Don't panic if your mortgage is transferred Practice is common; laws protect debtor


You sweated over a phone book-high stack of documents, got an ulcer over your credit report and wondered how in the world you were going to cover the monthly payment.

For a few weeks there, you did little other than work on getting a mortgage, making sure everything was just right for the purchase of your piece of the American dream.

But before you were barely even settled into the house, your lender wrote you a nice, friendly letter telling you it was no longer handling the loan, that a new company would collect the payments and manage the escrow account.

Time to panic?

Not exactly. Although such a switch can appear to be a frightening twist in the management of what is most families' biggest debt, selling or transferring the servicing of a mortgage is not only legal and acceptable, but commonplace.

Some mortgages are transferred only days after settlement, some after several years, and some can be transferred three or four times before they're paid off.

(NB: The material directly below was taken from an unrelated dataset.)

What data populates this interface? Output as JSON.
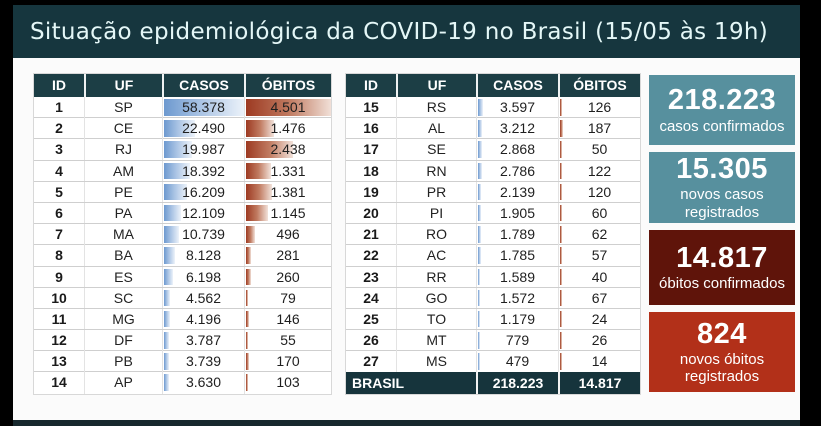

For decades, lenders, including mortgage brokers and banks, have been transferring or selling mortgage servicing. But in 1990 Congress tightened regulations concerning what consumers must be told about such transfers.

The National Affordable Housing Act attempted to reduce complaints from consumers that they were not given proper notice of the transfer and were being charged fees when their payments were late.

"There have always been rules in place, but that act has cleared up a lot of questions people had," said Joanne Carter, of the Federal Trade Commission's consumer protection bureau.

Essentially, a transfer makes no changes in the terms of your loan. All the conditions in the original agreement remain the same: the interest rate, duration, monthly payment and due date. If it is an adjustable-rate loan, the rate will change at the intervals at which you originally agreed.

Two possible minor changes: The escrow account, the fund lenders maintain to pay property taxes and hazard insurance as they come due, could go up or down slightly if the payment schedule changes. And, if you pay your mortgage through an automatic transfer out of your checking account, you'll need to cancel that arrangement and redirect the payment.

While the transition is usually a smooth process, consumers should keep an eye on several details, housing and mortgage experts said.

"I guess the worst thing that could happen is that the servicer calculates the escrow differently and the amount goes up," said Bill Glavin, a spokesman for the U.S. Department of Housing and Urban Development, which oversees enforcement of the regulations.

In the case of a complaint about escrow changes, HUD offers a form to help consumers calculate the correct amount. This year, Mr. Glavin said, HUD has found only two or three instances in which the lender has figured the payment incorrectly. The errors were fixed immediately, he said.

A central part of the National Affordable Housing Act regulations is a detailed timetable that outlines requirements for lenders.

For example, your current servicer must notify you about the transfer 15 days before it takes place. The new servicer also must notify you by sending a letter that includes such things as the name and address of the new company, the date on which the old servicing company will stop taking payments, and a telephone number for each servicer.

If all of that sounds a little confusing, don't worry. You have two months to make your mistakes before you start paying for them.

For the first 60 days after the transfer, the lender cannot charge a late fee if you mistakenly send your payment to the old servicer. Also, if the new servicer receives a late payment during that time, it cannot report it to the credit bureau.

If you write the servicer about a problem, it must respond in 20 days and fix the problem in 60 days.

For a peek at the likelihood that your mortgage will be sold, check your mortgage documents. By law, lenders must disclose the percentage of loans they transferred for the past two years. Next year, they'll have to start providing that information for the past three years.

They also are required to tell you how transfers work and how to settle complaints, all of this before you even get the mortgage.

The Federal Trade Commission and the Mortgage Bankers Association offer these tips:

* Verify the transfer with both servicers after you receive notification. If you have received word from only the new servicer, call your current servicer and straighten out the discrepancy.

* Always let your servicer know if you move to make sure the servicer has your current address.

* Never subtract any disputed amount from your payment. The lender could consider it a partial payment and return the check with a late fee or declare the mortgage in default and start foreclosure.

* Find out who will report your tax information to the Internal Revenue Service. Usually the new lender will handle the paperwork, but it is important to know whether to look for one statement or two at the end of the year.

* Verify that your insurance companies and local tax authority have been notified of the transfer. They almost always are but it doesn't hurt to check.

* Ask questions over the phone or by mail. Both companies are required to tell you just about anything you need or want to know about your loan.